Ron Bailey, Nexen’s senior vice president of Canadian operations, told reporters on Wednesday that the company is putting a higher priority on cleaning up the spill from its pipeline and investigating its cause than on restarting the Kinosis oil sands project where the spill took place, Reuters reported.
Nexen is a subsidiary of China’s CNOOC Ltd.
Bailey said there were about 130 workers doing clean-up and investigation work at the site.
The leak in the double-layer pipeline spilled more than 31,500 barrels of emulsion, a mixture of bitumen, water and sand, onto an area of about 16,000 square metres.

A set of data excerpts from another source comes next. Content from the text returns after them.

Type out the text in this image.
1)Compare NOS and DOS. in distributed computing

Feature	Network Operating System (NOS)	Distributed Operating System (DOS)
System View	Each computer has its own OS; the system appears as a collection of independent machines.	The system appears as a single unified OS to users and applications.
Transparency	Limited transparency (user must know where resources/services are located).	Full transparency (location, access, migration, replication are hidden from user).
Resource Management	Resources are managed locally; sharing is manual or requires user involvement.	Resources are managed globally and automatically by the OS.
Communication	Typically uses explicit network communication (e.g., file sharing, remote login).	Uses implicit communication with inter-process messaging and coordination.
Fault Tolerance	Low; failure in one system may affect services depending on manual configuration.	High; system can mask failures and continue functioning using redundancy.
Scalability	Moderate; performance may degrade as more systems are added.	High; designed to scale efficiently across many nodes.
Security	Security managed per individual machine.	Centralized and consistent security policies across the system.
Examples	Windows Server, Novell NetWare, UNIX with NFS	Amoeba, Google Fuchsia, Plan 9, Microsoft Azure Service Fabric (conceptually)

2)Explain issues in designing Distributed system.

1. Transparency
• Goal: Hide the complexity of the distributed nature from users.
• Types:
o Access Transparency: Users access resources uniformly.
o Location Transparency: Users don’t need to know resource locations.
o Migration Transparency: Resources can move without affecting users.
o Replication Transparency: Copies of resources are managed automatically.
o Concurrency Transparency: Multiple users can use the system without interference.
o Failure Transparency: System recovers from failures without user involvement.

The spill site, south of the oil sands hub of Fort McMurray, was detected on 15 July by a contractor walking along the pipeline route. Nexen has not determined when the leak started or why a new state-of-the-art leak detection system failed.
Bailey said leak likely occurred after 29 June, when the pipeline was cleaned with water, according to Reuters.
Nexen chief executive Fang Zhi personally apologised for the spill on Wednesday, echoing an apology by the company on Friday.
The Nexen leak was larger than the July 2010 rupture of an Enbridge pipeline that spilled an estimated 20,000 barrels of crude, with some reaching Michigan’s Kalamazoo River.